If we're going to plot data we need some data to plot. We'll get the pricing data of Apple (AAPL) and Microsoft (MSFT) to use in our examples.

Data Structure

Knowing the structure of your data is very important. Normally you'll have to do a ton work molding your data into the form you need for testing. Quantopian has done a lot of cleaning on the data, but you still need to put it into the right shapes and formats for your purposes.
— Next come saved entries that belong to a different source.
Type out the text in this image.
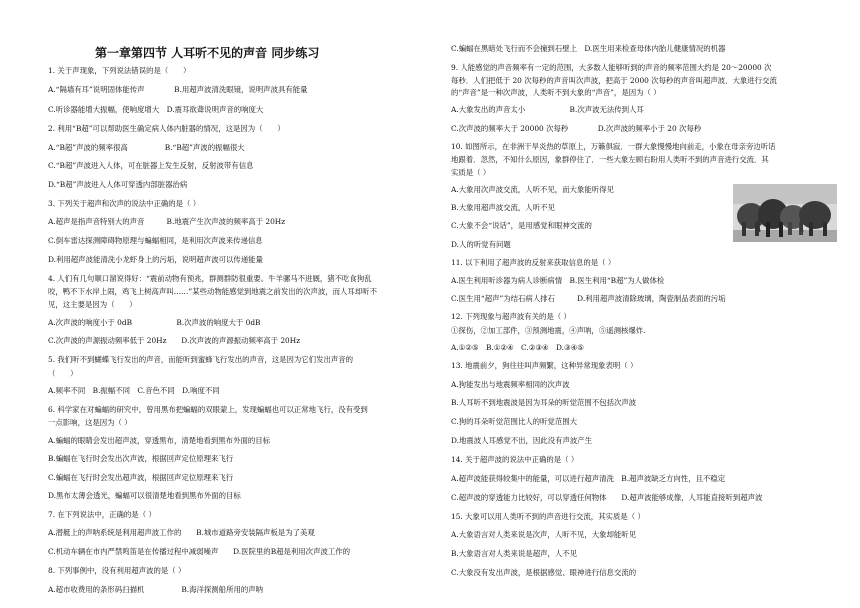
第一章第四节 人耳听不见的声音 同步练习
1. 关于声现象，下列说法错误的是（　　）
A.“隔墙有耳”说明固体能传声　　　　B.用超声波清洗眼镜，说明声波具有能量
C.听诊器能增大振幅，使响度增大　D.震耳欲聋说明声音的响度大
2. 利用“B超”可以帮助医生确定病人体内脏器的情况，这是因为（　　）
A.“B超”声波的频率很高　　　　　B.“B超”声波的振幅很大
C.“B超”声波进入人体，可在脏器上发生反射，反射波带有信息
D.“B超”声波进入人体可穿透内部脏器治病
3. 下列关于超声和次声的说法中正确的是（ ）
A.超声是指声音特别大的声音　　　B.地震产生次声波的频率高于 20Hz
C.倒车雷达探测障碍物原理与蝙蝠相同，是利用次声波来传递信息
D.利用超声波能清洗小龙虾身上的污垢，说明超声波可以传递能量
4. 人们有几句顺口溜说得好：“震前动物有预兆，群测群防很重要。牛羊骡马不进厩，猪不吃食狗乱
咬，鸭不下水岸上闹，鸡飞上树高声叫……”某些动物能感觉到地震之前发出的次声波，而人耳却听不
见，这主要是因为（　　）
A.次声波的响度小于 0dB　　　　　　B.次声波的响度大于 0dB
C.次声波的声源振动频率低于 20Hz　　D.次声波的声源振动频率高于 20Hz
5. 我们听不到蝴蝶飞行发出的声音，而能听到蜜蜂飞行发出的声音，这是因为它们发出声音的
（　　）
A.频率不同　B.振幅不同　C.音色不同　D.响度不同
6. 科学家在对蝙蝠的研究中，曾用黑布把蝙蝠的双眼蒙上，发现蝙蝠也可以正常地飞行，没有受到
一点影响，这是因为（ ）
A.蝙蝠的眼睛会发出超声波，穿透黑布，清楚地看到黑布外面的目标
B.蝙蝠在飞行时会发出次声波，根据回声定位原理来飞行
C.蝙蝠在飞行时会发出超声波，根据回声定位原理来飞行
D.黑布太薄会透光，蝙蝠可以很清楚地看到黑布外面的目标
7. 在下列说法中，正确的是（ ）
A.潜艇上的声呐系统是利用超声波工作的　　B.城市道路旁安装隔声板是为了美观
C.机动车辆在市内严禁鸣笛是在传播过程中减弱噪声　　D.医院里的B超是利用次声波工作的
8. 下列事例中，没有利用超声波的是（ ）
A.超市收费用的条形码扫描机　　　　　B.海洋探测船所用的声呐
C.蝙蝠在黑暗处飞行而不会撞到石壁上　D.医生用来检查母体内胎儿健康情况的机器
9. 人能感觉的声音频率有一定的范围，大多数人能够听到的声音的频率范围大约是 20～20000 次
每秒．人们把低于 20 次每秒的声音叫次声波，把高于 2000 次每秒的声音叫超声波．大象进行交流
的“声音”是一种次声波，人类听不到大象的“声音”，是因为（ ）
A.大象发出的声音太小　　　　　　B.次声波无法传到人耳
C.次声波的频率大于 20000 次每秒　　　　D.次声波的频率小于 20 次每秒
10. 如图所示，在非洲干旱炎热的草原上，万籁俱寂．一群大象慢慢地向前走，小象在母亲旁边听话
地跟着．忽然，不知什么原因，象群停住了．一些大象左顾右盼用人类听不到的声音进行交流．其
实质是（ ）
A.大象用次声波交流，人听不见，而大象能听得见
B.大象用超声波交流，人听不见
C.大象不会“说话”，是用感觉和眼神交流的
D.人的听觉有问题
11. 以下利用了超声波的反射来获取信息的是（ ）
A.医生利用听诊器为病人诊断病情　B.医生利用“B超”为人做体检
C.医生用“超声”为结石病人排石　　　D.利用超声波清除玻璃，陶瓷制品表面的污垢
12. 下列现象与超声波有关的是（ ）
①探伤，②加工部件，③预测地震，④声呐，⑤遥测核爆炸.
A.①②⑤　B.①②④　C.②③④　D.③④⑤
13. 地震前夕，狗往往叫声频繁，这种异常现象表明（ ）
A.狗能发出与地震频率相同的次声波
B.人耳听不到地震波是因为耳朵的听觉范围不包括次声波
C.狗的耳朵听觉范围比人的听觉范围大
D.地震波人耳感觉不出，因此没有声波产生
14. 关于超声波的说法中正确的是（ ）
A.超声波能获得较集中的能量，可以进行超声清洗　B.超声波缺乏方向性，且不稳定
C.超声波的穿透能力比较好，可以穿透任何物体　　D.超声波能够成像，人耳能直接听到超声波
15. 大象可以用人类听不到的声音进行交流，其实质是（ ）
A.大象语言对人类来说是次声，人听不见，大象却能听见
B.大象语言对人类来说是超声，人不见
C.大象没有发出声波，是根据感觉、眼神进行信息交流的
In this case the data will be returned as a pandas dataframe object. The rows are timestamps, and the columns are the two assets, AAPL and MSFT.


In [2]:
start = '2014-01-01'
end = '2015-01-01'
data = get_pricing(['AAPL', 'MSFT'], fields='price', start_date=start, end_date=end)
data.head()


Out[2]:
Equity(24 [AAPL]) Equity(5061 [MSFT])
2014-01-02 00:00:00+00:00 79.034 37.145
2014-01-03 00:00:00+00:00 77.284 36.920
2014-01-06 00:00:00+00:00 77.709 36.130
2014-01-07 00:00:00+00:00 77.164 36.403
2014-01-08 00:00:00+00:00 77.626 35.750

Indexing into the data with data['AAPL'] will yield an error because the type of the columns are equity objects and not simple strings. Let's change that using this little piece of Python code. Don't worry about understanding it right now, unless you do, in which case congratulations.


In [3]:
data.columns = [e.symbol for e in data.columns]
data.head()


Out[3]:
AAPL MSFT
2014-01-02 00:00:00+00:00 79.034 37.145
2014-01-03 00:00:00+00:00 77.284 36.920
2014-01-06 00:00:00+00:00 77.709 36.130
2014-01-07 00:00:00+00:00 77.164 36.403
2014-01-08 00:00:00+00:00 77.626 35.750

Much nicer, now we can index. Indexing into the 2D dataframe will give us a 1D series object. The index for the series is timestamps, the value upon index is a price. Similar to an array except instead of integer indecies it's times.


In [4]:
data['MSFT'].head()


Out[4]:
2014-01-02 00:00:00+00:00    37.145
2014-01-03 00:00:00+00:00    36.920
2014-01-06 00:00:00+00:00    36.130
2014-01-07 00:00:00+00:00    36.403
2014-01-08 00:00:00+00:00    35.750
Name: MSFT, dtype: float64

Histogram

A histogram is a visualization of how frequent different values of data are. By displaying a frequency distribution using bars, it lets us quickly see where most of the observations are clustered. The height of each bar represents the number of observations that lie in each interval. You can think of a histogram as an empirical and discrete Propoability Density Function (PDF).


In [5]:
# Plot a histogram using 20 bins
plt.hist(data['MSFT'], bins=20)
plt.xlabel('Price')
plt.ylabel('Number of Days Observed')
plt.title('Frequency Distribution of MSFT Prices, 2014');


Returns Histogram

In finance rarely will we look at the distribution of prices. The reason for this is that prices are non-stationary and move around a lot. For more info on non-stationarity please see this lecture. Instead we will use daily returns. Let's try that now.


In [6]:
# Remove the first element because percent change from nothing to something is NaN
R = data['MSFT'].pct_change()[1:]

# Plot a histogram using 20 bins
plt.hist(R, bins=20)
plt.xlabel('Return')
plt.ylabel('Number of Days Observed')
plt.title('Frequency Distribution of MSFT Returns, 2014');


The graph above shows, for example, that the daily returns of MSFT were above 0.03 on fewer than 5 days in 2014. Note that we are completely discarding the dates corresponding to these returns.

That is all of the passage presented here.